🚰 Money's on the tab if you know to ask
Assistance is available in Coralville for people's water bills. But despite the city administering both assistance and water, they aren't crediting eligible accounts.
February 23, 2021 | Letter. No. 36
Depending on where you lived, an unpaid water bill might have resulted in shutoff or nothing at all.
Back in March 2020, many municipalities deferred their late fees and shut-offs for delinquent water bills. But following the summer, Coralville kicked off its fees and shut-offs anticipating a loss in revenue.
A 2020 survey from the Affordable Housing Coalition found that 15% of its respondents were behind on utility bills between March and June of that year and had used contributions from family or friends to cover their costs; 33% had relied on those networks to cover rent or mortgage; and those behind on payments were more than twice as likely to lean on family and friends to meet their obligations.
Federal money is incoming to help residents pay these bills, but the money being available doesn’t meant the money will be used. Is this pass-through is coming to cities like Coralville. But rather than that money going straight to outstanding bills on the city’s records, residents who think they are eligible must contact the city to get their bill taken care of.
This assistance is significant: capable of funding up to 12 months of rent and utility payments between March 13, 2020, until Sept. 30, 2021 — 12 months. That could be a serious leg-up for a household in the red.
If they know it’s there.
Zachary Oren Smith
(If you tune in to KRUI 89.7, the UI station, you’ve probably heard—maybe overheard—the wistful overtures of Nick Drake. While overplayed in this town, Drake’s somber rub of a voice is a balm on these snowmelt days.)
🚔 Defund the police? Defund cities. - The Republican-controlled Iowa Legislature is pushing forward a bill to deny all state funding to cities and counties that reduce their police budgets.
💸 Republicans to cut unemployment benefits - In the case of a layoff, Iowans benefit from unemployment benefits, helping workers stay above the water in the short term. But Legislative Republicans feel last year’s drain on the unemployment trust fund demands action. They’ve proposed a bill requiring workers to wait a week after a lay off before being eligible for unemployment benefits, reducing the benefit amount paid to workers with multiple dependents and cutting worker benefits by 13 weeks in the case of business closure, The Gazette reported. If passed, the bill wouldn’t go into effect until 2022.
🗳️ Cutting early voting period - Compared to its peers, Iowa has enjoyed a fairly progressive early voting policy. But the Iowa Legislature is taking a scalpel to it: reducing the early voting period by 9 days from 29 days to 20. Further, it bars county auditors from mailing absentee ballot requests without a voter requesting one and from setting up satellite voting sites unless petitioned, creating criminal charges for county auditors who disobey state rules. (They’re watching you, Travis.)

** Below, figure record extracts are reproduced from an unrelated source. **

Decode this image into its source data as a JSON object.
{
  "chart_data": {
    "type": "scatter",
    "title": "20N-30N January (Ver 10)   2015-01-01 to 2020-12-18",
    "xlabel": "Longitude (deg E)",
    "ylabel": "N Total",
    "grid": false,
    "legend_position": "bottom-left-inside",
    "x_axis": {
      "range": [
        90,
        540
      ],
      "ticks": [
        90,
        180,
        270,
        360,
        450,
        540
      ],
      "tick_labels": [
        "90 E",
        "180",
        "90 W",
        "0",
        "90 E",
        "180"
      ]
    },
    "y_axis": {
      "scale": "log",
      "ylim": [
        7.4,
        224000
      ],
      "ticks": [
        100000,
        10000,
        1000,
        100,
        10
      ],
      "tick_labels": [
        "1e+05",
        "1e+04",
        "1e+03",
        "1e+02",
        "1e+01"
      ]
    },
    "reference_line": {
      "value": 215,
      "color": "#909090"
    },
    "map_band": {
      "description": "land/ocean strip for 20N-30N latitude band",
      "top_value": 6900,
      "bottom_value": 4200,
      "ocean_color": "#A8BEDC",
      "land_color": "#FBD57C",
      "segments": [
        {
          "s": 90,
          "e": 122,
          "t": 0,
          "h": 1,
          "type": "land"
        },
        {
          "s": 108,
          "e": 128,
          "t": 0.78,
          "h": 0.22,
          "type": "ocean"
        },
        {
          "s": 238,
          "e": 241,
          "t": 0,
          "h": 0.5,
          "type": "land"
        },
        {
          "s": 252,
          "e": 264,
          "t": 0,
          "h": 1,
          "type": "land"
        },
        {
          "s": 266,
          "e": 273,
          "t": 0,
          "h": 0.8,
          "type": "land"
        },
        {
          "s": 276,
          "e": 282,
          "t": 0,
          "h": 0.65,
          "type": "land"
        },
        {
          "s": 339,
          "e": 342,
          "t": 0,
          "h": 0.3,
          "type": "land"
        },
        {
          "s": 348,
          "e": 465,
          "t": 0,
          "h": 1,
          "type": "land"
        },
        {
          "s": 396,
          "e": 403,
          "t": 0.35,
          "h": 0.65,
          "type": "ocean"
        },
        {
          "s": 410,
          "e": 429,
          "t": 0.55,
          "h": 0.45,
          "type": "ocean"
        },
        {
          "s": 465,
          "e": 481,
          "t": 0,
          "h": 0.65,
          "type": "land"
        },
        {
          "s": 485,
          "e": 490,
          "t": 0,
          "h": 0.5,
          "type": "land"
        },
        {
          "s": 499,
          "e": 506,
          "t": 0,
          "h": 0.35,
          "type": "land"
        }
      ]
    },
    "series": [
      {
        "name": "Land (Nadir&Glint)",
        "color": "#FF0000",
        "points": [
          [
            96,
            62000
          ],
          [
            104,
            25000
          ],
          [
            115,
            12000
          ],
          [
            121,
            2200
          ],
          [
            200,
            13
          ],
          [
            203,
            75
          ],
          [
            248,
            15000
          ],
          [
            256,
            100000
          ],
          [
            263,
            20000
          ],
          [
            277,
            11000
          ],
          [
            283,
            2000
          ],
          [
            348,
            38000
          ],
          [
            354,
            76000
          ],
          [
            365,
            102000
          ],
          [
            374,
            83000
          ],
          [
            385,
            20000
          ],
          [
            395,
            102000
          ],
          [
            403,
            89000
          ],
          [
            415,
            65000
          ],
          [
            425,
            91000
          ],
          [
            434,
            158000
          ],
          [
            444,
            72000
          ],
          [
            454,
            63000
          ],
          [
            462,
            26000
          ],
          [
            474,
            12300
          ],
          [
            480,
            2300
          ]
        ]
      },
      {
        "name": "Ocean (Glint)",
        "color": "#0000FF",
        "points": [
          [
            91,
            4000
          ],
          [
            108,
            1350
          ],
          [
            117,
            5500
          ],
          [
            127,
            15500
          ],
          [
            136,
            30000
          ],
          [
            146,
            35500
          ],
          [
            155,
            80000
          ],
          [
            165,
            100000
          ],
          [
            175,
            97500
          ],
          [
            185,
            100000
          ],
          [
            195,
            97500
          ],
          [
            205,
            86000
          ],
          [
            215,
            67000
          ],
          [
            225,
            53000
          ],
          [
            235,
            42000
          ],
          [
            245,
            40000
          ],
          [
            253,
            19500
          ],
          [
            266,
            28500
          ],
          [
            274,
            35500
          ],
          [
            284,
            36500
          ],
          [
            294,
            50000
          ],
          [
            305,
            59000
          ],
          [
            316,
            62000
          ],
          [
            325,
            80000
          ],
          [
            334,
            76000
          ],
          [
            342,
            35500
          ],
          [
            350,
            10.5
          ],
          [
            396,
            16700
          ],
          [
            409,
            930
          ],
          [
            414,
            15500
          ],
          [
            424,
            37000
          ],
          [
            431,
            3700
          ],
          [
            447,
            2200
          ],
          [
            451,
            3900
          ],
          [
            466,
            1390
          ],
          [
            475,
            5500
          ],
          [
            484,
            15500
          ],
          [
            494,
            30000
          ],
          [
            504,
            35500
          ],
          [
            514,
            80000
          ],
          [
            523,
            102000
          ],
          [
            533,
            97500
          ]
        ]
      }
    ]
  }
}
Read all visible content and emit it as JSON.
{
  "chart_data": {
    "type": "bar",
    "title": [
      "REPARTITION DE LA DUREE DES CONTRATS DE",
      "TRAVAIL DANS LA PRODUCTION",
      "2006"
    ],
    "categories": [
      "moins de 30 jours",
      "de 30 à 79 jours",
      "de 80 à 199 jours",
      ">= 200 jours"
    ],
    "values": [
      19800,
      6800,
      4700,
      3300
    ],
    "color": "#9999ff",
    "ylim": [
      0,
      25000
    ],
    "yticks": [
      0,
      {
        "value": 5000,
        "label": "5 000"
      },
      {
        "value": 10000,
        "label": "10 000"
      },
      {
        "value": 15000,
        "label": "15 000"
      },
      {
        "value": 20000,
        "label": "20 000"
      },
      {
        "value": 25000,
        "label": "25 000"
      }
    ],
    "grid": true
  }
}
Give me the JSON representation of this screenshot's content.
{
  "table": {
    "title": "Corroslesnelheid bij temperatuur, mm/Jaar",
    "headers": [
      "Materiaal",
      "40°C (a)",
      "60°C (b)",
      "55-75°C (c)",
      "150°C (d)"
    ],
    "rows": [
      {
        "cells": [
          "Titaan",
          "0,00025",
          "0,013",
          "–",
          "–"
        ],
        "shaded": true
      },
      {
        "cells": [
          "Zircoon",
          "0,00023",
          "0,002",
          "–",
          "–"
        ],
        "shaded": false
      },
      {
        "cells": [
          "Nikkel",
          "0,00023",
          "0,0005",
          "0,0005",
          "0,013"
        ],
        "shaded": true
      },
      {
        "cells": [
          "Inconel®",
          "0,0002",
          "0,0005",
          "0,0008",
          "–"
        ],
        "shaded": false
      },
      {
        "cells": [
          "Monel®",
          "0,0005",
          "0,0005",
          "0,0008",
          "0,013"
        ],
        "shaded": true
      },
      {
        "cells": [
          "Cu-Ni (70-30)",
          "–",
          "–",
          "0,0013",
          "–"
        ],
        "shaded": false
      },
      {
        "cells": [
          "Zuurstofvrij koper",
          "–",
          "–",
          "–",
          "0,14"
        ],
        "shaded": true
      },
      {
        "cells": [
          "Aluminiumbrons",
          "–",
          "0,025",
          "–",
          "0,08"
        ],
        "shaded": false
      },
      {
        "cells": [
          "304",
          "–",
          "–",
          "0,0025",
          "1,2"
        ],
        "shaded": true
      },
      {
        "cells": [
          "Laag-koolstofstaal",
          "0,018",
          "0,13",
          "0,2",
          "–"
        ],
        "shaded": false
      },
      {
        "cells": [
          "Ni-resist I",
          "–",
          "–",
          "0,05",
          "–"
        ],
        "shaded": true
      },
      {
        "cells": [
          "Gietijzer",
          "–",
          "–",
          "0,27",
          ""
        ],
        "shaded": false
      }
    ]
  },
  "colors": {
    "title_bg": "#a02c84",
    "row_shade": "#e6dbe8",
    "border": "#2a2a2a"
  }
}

🏞️ Not near my park - The public showed out during an Iowa City P&Z meeting blocking a housing project adjacent to Hickory Hill Park. The land, owned by ACT, Inc., south of Scott Boulevard and West of 1st Avenue. Little Village reported Axiom Consultants’ proposal features 43 detached single-family residential homes and 10 detached single-family condominium dwelling units over 39.37 acres. The remaining 9.38 acres would be developed with a senior living facility, which will contain approximately 135 bedrooms for its residents.
🚜 Vilsack back in the saddle - Former Iowa Gov. Tom Vilsack will reprise his role as U.S. secretary of agriculture. Vilsack occupied the role from 2009 to 2017. This write-up from the Register features U.S. Sen. Bernie Sanders of Vermont and his reservations about Vilsack’s “corporate ties.”